官能検査とは
人の感覚器官を利用して物の品質や特性を評価する方法を官能評価、その検査を官能検査と言います。官能評価において検査によって得られたデータは統計的に解析する必要があります。そこでよく使われる統計学的に有効な手法としては主に次のようなものがあります。
- 二項検定
- カイ二乗検定
- t検定
- 分散分析
- 回帰分析
- 主成分分析
- ノンパラメトリック検定
などなど……。今までの統計学の話でも登場した手法がちらほらとうかがえることがわかります。
特に最初の二項検定は官能検査では基本的な検定であり、その種類として 2 点識別法、 2 点嗜好法といったものが挙げられます。
2 点識別法と 2 点嗜好法のちがい
A と B の試料を比較、感覚によって両者の間に順位を付けるのが 2 点識別法です。ただし A と B には客観的な基準による順位が存在している必要があります。したがって人の感覚によって判断した順位が正しいか誤答であるか、明確に判定できることになります。
このことから 2 点識別法で利用されるのは片側検定です。
これに対し 2 点嗜好法では A と B に客観的順位が存在しない状況を想定します。したがって両側検定をすることになり、これが 2 点識別法と嗜好法の大きな違いです。
ちなみに、片側検定と両側検定の違いについてはこのあたりが参考になります。
2 点識別法は、ユーザーが A と B を識別する能力を持つか、また A と B の間に有意な差があるかをテストする場合など、幅広く適用されます。
その他の官能評価手法
フェリスの 2 点嗜好法
2 点嗜好法では試料 A B のうちどちらが好みであるか明示します。これに対し A B のいずれも等しく好む人の割合を推定したい場合があります。これを考慮したのがフェリスの 2 点嗜好法です。
1 点識別法
ランダムに存在する A 及び B の試料から 1 個ずつサンプルを抽出、これがいずれであるか判定するのが 1 点識別法です。このとき、試料がすべて A であるかもしれないし、あるいは A が 1 つも含まれていない可能性もあります。また総数がいくつであるかも通常は開示されません。
1 点嗜好法
ある品物に対する消費者の嗜好を調べるためにそれを 1 つだけ提示して「美味しい」「まずい」のように 2 項で判定させるのが 1 点嗜好法です。
3 点識別法
試料 A と B が識別可能かを調べるために AAB のように 3 個の試料を用意、このうちどれとどれが同じで異なっているものはどれかというふうにテストするのが 3 点識別法です。
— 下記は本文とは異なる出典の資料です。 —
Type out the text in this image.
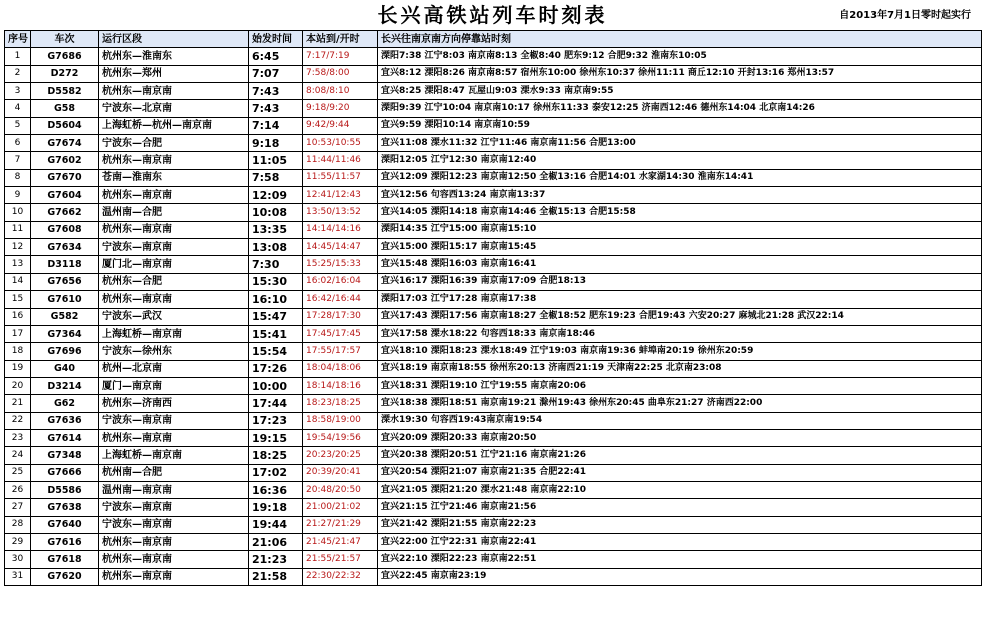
长兴高铁站列车时刻表	自2013年7月1日零时起实行
序号	车次	运行区段	始发时间	本站到/开时	长兴往南京南方向停靠站时刻
1	G7686	杭州东—淮南东	6:45	7:17/7:19	溧阳7:38 江宁8:03 南京南8:13 全椒8:40 肥东9:12 合肥9:32 淮南东10:05
2	D272	杭州东—郑州	7:07	7:58/8:00	宜兴8:12 溧阳8:26 南京南8:57 宿州东10:00 徐州东10:37 徐州11:11 商丘12:10 开封13:16 郑州13:57
3	D5582	杭州东—南京南	7:43	8:08/8:10	宜兴8:25 溧阳8:47 瓦屋山9:03 溧水9:33 南京南9:55
4	G58	宁波东—北京南	7:43	9:18/9:20	溧阳9:39 江宁10:04 南京南10:17 徐州东11:33 泰安12:25 济南西12:46 德州东14:04 北京南14:26
5	D5604	上海虹桥—杭州—南京南	7:14	9:42/9:44	宜兴9:59 溧阳10:14 南京南10:59
6	G7674	宁波东—合肥	9:18	10:53/10:55	宜兴11:08 溧水11:32 江宁11:46 南京南11:56 合肥13:00
7	G7602	杭州东—南京南	11:05	11:44/11:46	溧阳12:05 江宁12:30 南京南12:40
8	G7670	苍南—淮南东	7:58	11:55/11:57	宜兴12:09 溧阳12:23 南京南12:50 全椒13:16 合肥14:01 水家湖14:30 淮南东14:41
9	G7604	杭州东—南京南	12:09	12:41/12:43	宜兴12:56 句容西13:24 南京南13:37
10	G7662	温州南—合肥	10:08	13:50/13:52	宜兴14:05 溧阳14:18 南京南14:46 全椒15:13 合肥15:58
11	G7608	杭州东—南京南	13:35	14:14/14:16	溧阳14:35 江宁15:00 南京南15:10
12	G7634	宁波东—南京南	13:08	14:45/14:47	宜兴15:00 溧阳15:17 南京南15:45
13	D3118	厦门北—南京南	7:30	15:25/15:33	宜兴15:48 溧阳16:03 南京南16:41
14	G7656	杭州东—合肥	15:30	16:02/16:04	宜兴16:17 溧阳16:39 南京南17:09 合肥18:13
15	G7610	杭州东—南京南	16:10	16:42/16:44	溧阳17:03 江宁17:28 南京南17:38
16	G582	宁波东—武汉	15:47	17:28/17:30	宜兴17:43 溧阳17:56 南京南18:27 全椒18:52 肥东19:23 合肥19:43 六安20:27 麻城北21:28 武汉22:14
17	G7364	上海虹桥—南京南	15:41	17:45/17:45	宜兴17:58 溧水18:22 句容西18:33 南京南18:46
18	G7696	宁波东—徐州东	15:54	17:55/17:57	宜兴18:10 溧阳18:23 溧水18:49 江宁19:03 南京南19:36 蚌埠南20:19 徐州东20:59
19	G40	杭州—北京南	17:26	18:04/18:06	宜兴18:19 南京南18:55 徐州东20:13 济南西21:19 天津南22:25 北京南23:08
20	D3214	厦门—南京南	10:00	18:14/18:16	宜兴18:31 溧阳19:10 江宁19:55 南京南20:06
21	G62	杭州东—济南西	17:44	18:23/18:25	宜兴18:38 溧阳18:51 南京南19:21 滁州19:43 徐州东20:45 曲阜东21:27 济南西22:00
22	G7636	宁波东—南京南	17:23	18:58/19:00	溧水19:30 句容西19:43南京南19:54
23	G7614	杭州东—南京南	19:15	19:54/19:56	宜兴20:09 溧阳20:33 南京南20:50
24	G7348	上海虹桥—南京南	18:25	20:23/20:25	宜兴20:38 溧阳20:51 江宁21:16 南京南21:26
25	G7666	杭州南—合肥	17:02	20:39/20:41	宜兴20:54 溧阳21:07 南京南21:35 合肥22:41
26	D5586	温州南—南京南	16:36	20:48/20:50	宜兴21:05 溧阳21:20 溧水21:48 南京南22:10
27	G7638	宁波东—南京南	19:18	21:00/21:02	宜兴21:15 江宁21:46 南京南21:56
28	G7640	宁波东—南京南	19:44	21:27/21:29	宜兴21:42 溧阳21:55 南京南22:23
29	G7616	杭州东—南京南	21:06	21:45/21:47	宜兴22:00 江宁22:31 南京南22:41
30	G7618	杭州东—南京南	21:23	21:55/21:57	宜兴22:10 溧阳22:23 南京南22:51
31	G7620	杭州东—南京南	21:58	22:30/22:32	宜兴22:45 南京南23:19
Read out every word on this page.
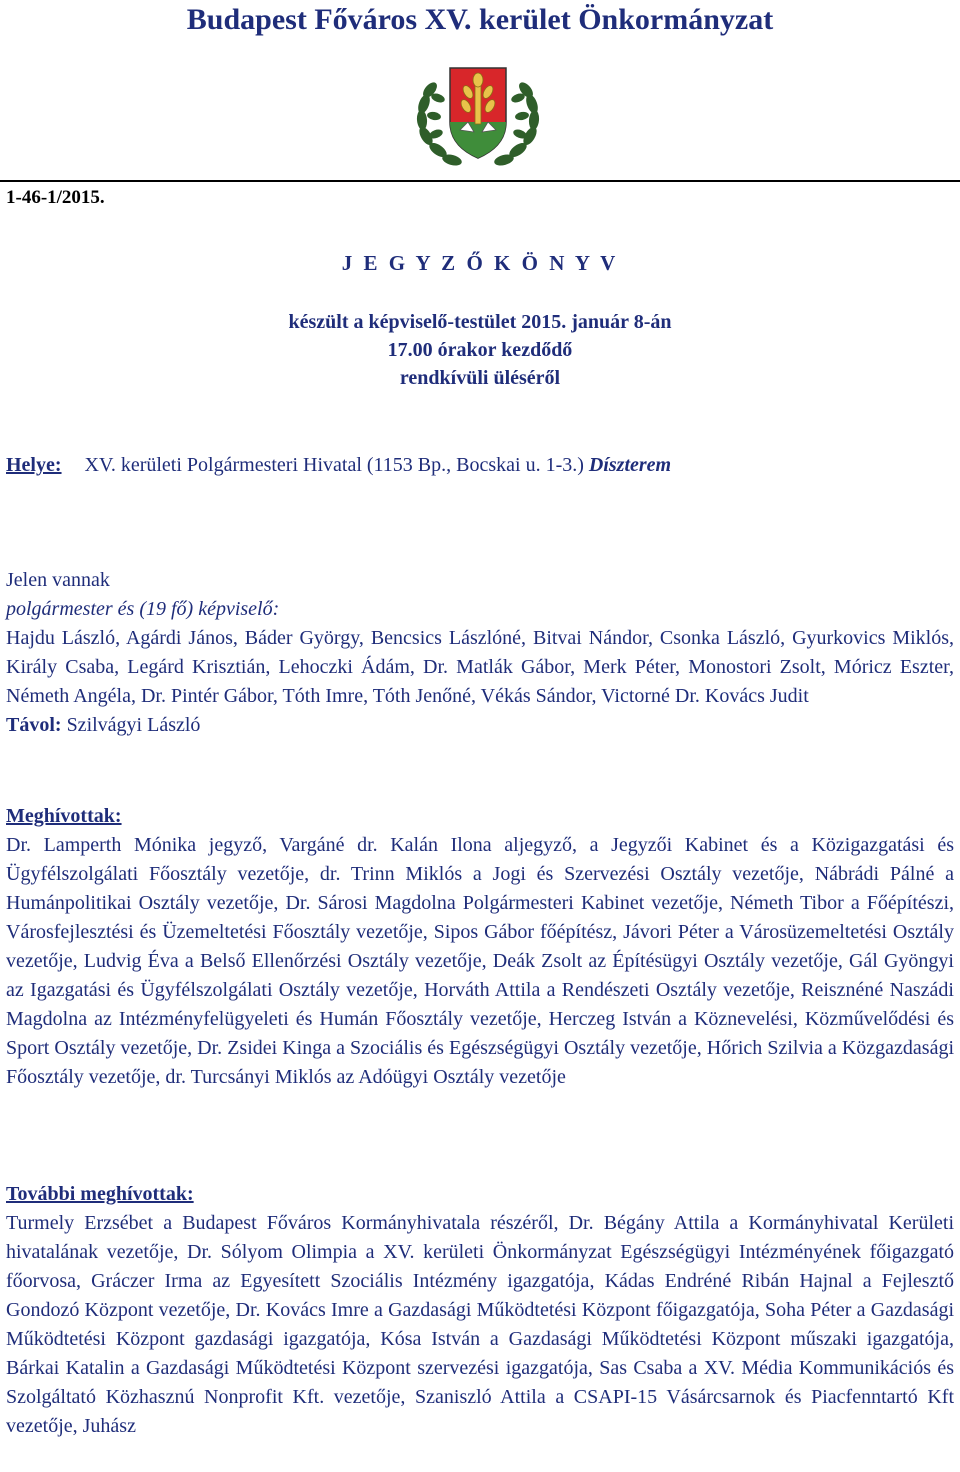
Budapest Főváros XV. kerület Önkormányzat
1-46-1/2015.
J E G Y Z Ő K Ö N Y V
készült a képviselő-testület 2015. január 8-án
17.00 órakor kezdődő
rendkívüli üléséről
Helye: XV. kerületi Polgármesteri Hivatal (1153 Bp., Bocskai u. 1-3.) Díszterem

Jelen vannak

polgármester és (19 fő) képviselő:

Hajdu László, Agárdi János, Báder György, Bencsics Lászlóné, Bitvai Nándor, Csonka László, Gyurkovics Miklós, Király Csaba, Legárd Krisztián, Lehoczki Ádám, Dr. Matlák Gábor, Merk Péter, Monostori Zsolt, Móricz Eszter, Németh Angéla, Dr. Pintér Gábor, Tóth Imre, Tóth Jenőné, Vékás Sándor, Victorné Dr. Kovács Judit

Távol: Szilvágyi László

Meghívottak:

Dr. Lamperth Mónika jegyző, Vargáné dr. Kalán Ilona aljegyző, a Jegyzői Kabinet és a Közigazgatási és Ügyfélszolgálati Főosztály vezetője, dr. Trinn Miklós a Jogi és Szervezési Osztály vezetője, Nábrádi Pálné a Humánpolitikai Osztály vezetője, Dr. Sárosi Magdolna Polgármesteri Kabinet vezetője, Németh Tibor a Főépítészi, Városfejlesztési és Üzemeltetési Főosztály vezetője, Sipos Gábor főépítész, Jávori Péter a Városüzemeltetési Osztály vezetője, Ludvig Éva a Belső Ellenőrzési Osztály vezetője, Deák Zsolt az Építésügyi Osztály vezetője, Gál Gyöngyi az Igazgatási és Ügyfélszolgálati Osztály vezetője, Horváth Attila a Rendészeti Osztály vezetője, Reisznéné Naszádi Magdolna az Intézményfelügyeleti és Humán Főosztály vezetője, Herczeg István a Köznevelési, Közművelődési és Sport Osztály vezetője, Dr. Zsidei Kinga a Szociális és Egészségügyi Osztály vezetője, Hőrich Szilvia a Közgazdasági Főosztály vezetője, dr. Turcsányi Miklós az Adóügyi Osztály vezetője

További meghívottak:

Turmely Erzsébet a Budapest Főváros Kormányhivatala részéről, Dr. Bégány Attila a Kormányhivatal Kerületi hivatalának vezetője, Dr. Sólyom Olimpia a XV. kerületi Önkormányzat Egészségügyi Intézményének főigazgató főorvosa, Gráczer Irma az Egyesített Szociális Intézmény igazgatója, Kádas Endréné Ribán Hajnal a Fejlesztő Gondozó Központ vezetője, Dr. Kovács Imre a Gazdasági Működtetési Központ főigazgatója, Soha Péter a Gazdasági Működtetési Központ gazdasági igazgatója, Kósa István a Gazdasági Működtetési Központ műszaki igazgatója, Bárkai Katalin a Gazdasági Működtetési Központ szervezési igazgatója, Sas Csaba a XV. Média Kommunikációs és Szolgáltató Közhasznú Nonprofit Kft. vezetője, Szaniszló Attila a CSAPI-15 Vásárcsarnok és Piacfenntartó Kft vezetője, Juhász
2 点識別法では A と B の差が明らかである必要があったのに対し、こちらはどういう性質の差があるのか不明であっても適用できるという利点があります。
3 点嗜好法
AAB のように試料を用意、ひとつだけ異なる試料を選出したのちに、残りと比較してどちらが良いかをテストする方法が 3 点嗜好法です。
他にもたくさんの手法があるのですが掲載しきれないほどなのでこのあたりにしておきましょう。
まとめ
官能検査における統計的な評価方法についてまずは手法を列挙しました。次回はその代表である二項検定について統計計算の過程を説明していきます。